PhD student: Dr. Thomas Kelder
Supervising team: Prof. Dr. Frederik-Jan van Schooten and Dr. Chris Evelo
Thesis defense: 8 July 2011
Thesis: Download
Description: This thesis covered merely a fraction of the current developments towards better exploratory data analysis methods in the context of biological pathways. Pathway based approaches for data analysis and visualization continue to mature and become more established and standardized. This work contributed to this process by providing a platform for maintaining pathway information, an infrastructure to use it computationally and by demonstrating how these flexible tools and resources can be used to push the boundaries of pathway analysis. Our ability to measure biological phenomena in more detail and higher quantities keeps improving and the computational power to process and integrate this data continues to grow. However, interpretation largely remains a human task. By providing an interface between computer and human, the role of biological pathways in the process of exploring and understanding this data becomes increasingly important.

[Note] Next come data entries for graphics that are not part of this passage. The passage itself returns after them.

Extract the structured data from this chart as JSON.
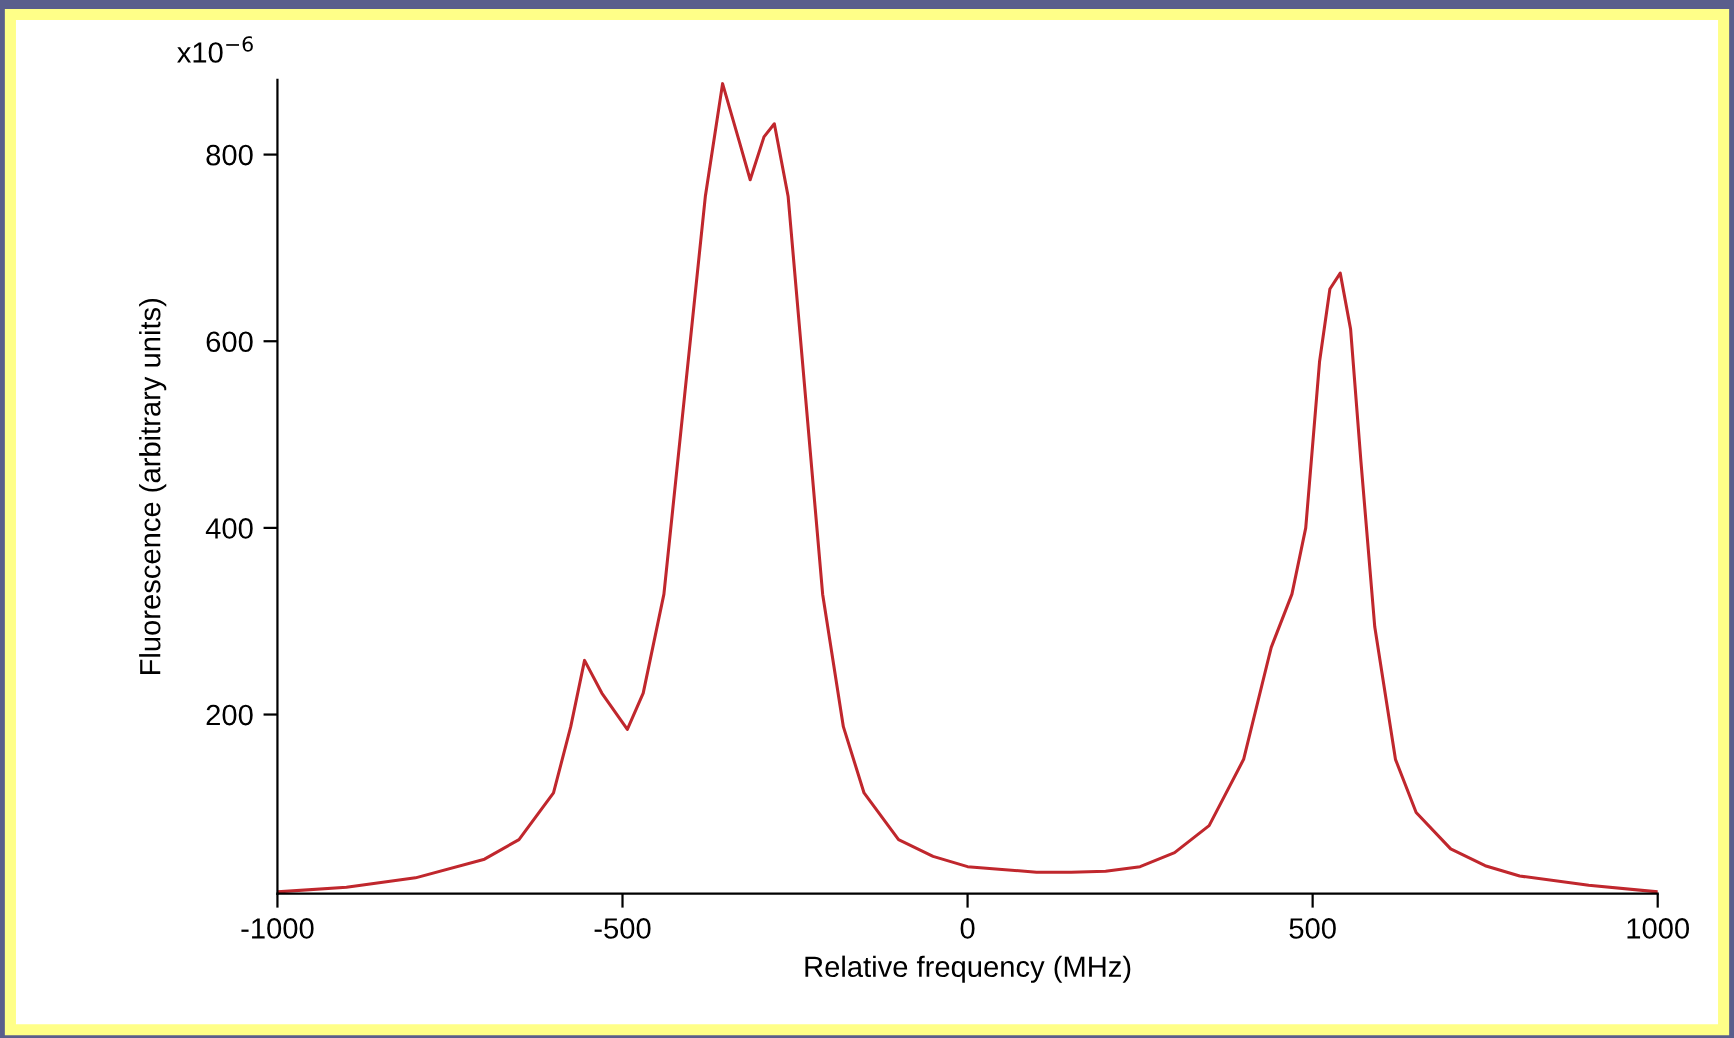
{
  "chart_data": {
    "type": "line",
    "xlabel": "Relative frequency (MHz)",
    "ylabel": "Fluorescence (arbitrary units)",
    "series": [
      {
        "color": "#c0272d",
        "x": [
          -1000,
          -900,
          -800,
          -700,
          -650,
          -600,
          -575,
          -555,
          -530,
          -493,
          -470,
          -440,
          -410,
          -380,
          -355,
          -330,
          -315,
          -295,
          -280,
          -260,
          -235,
          -210,
          -180,
          -150,
          -100,
          -50,
          0,
          50,
          100,
          150,
          200,
          250,
          300,
          350,
          400,
          440,
          470,
          490,
          510,
          525,
          540,
          555,
          570,
          590,
          620,
          650,
          700,
          750,
          800,
          900,
          1000
        ],
        "values": [
          10,
          15,
          25,
          45,
          66,
          116,
          187,
          258,
          223,
          184,
          223,
          329,
          542,
          755,
          876,
          812,
          773,
          819,
          833,
          755,
          542,
          329,
          187,
          116,
          66,
          48,
          37,
          34,
          31,
          31,
          32,
          37,
          52,
          81,
          152,
          272,
          329,
          400,
          578,
          656,
          673,
          613,
          471,
          294,
          152,
          95,
          56,
          38,
          27,
          17,
          10
        ]
      }
    ],
    "xlim": [
      -1000,
      1000
    ],
    "xticks": [
      -1000,
      -500,
      0,
      500,
      1000
    ],
    "ylim": [
      8,
      880
    ],
    "yticks": [
      200,
      400,
      600,
      800
    ],
    "annotations": [
      "x10$^{−6}$"
    ],
    "grid": false,
    "marker": "none",
    "line_style": "solid"
  }
}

Data integration with biological pathways

PhD student: Dr. Martijn van Iersel
Supervising team: Prof. Dr. Edwin Mariman and Dr. Chris Evelo
Thesis defense: 05 November 2010
Thesis: Download
Description: The title of this thesis is “Data Integration with Biological Pathways”. Integration of data is currently one of the main problems in bioinformatics. In this thesis, integration of information occurs at several levels. Pathway diagrams can be used at one level, to integrate various bits of information, such as protein interactions, cellular locations, gene identifiers and literature references. At another level, identifier mapping services are used to integrate datasets from various sources. And finally, experimental data can be integrated with pathway diagrams to create visualizations that make the data easier to interpret.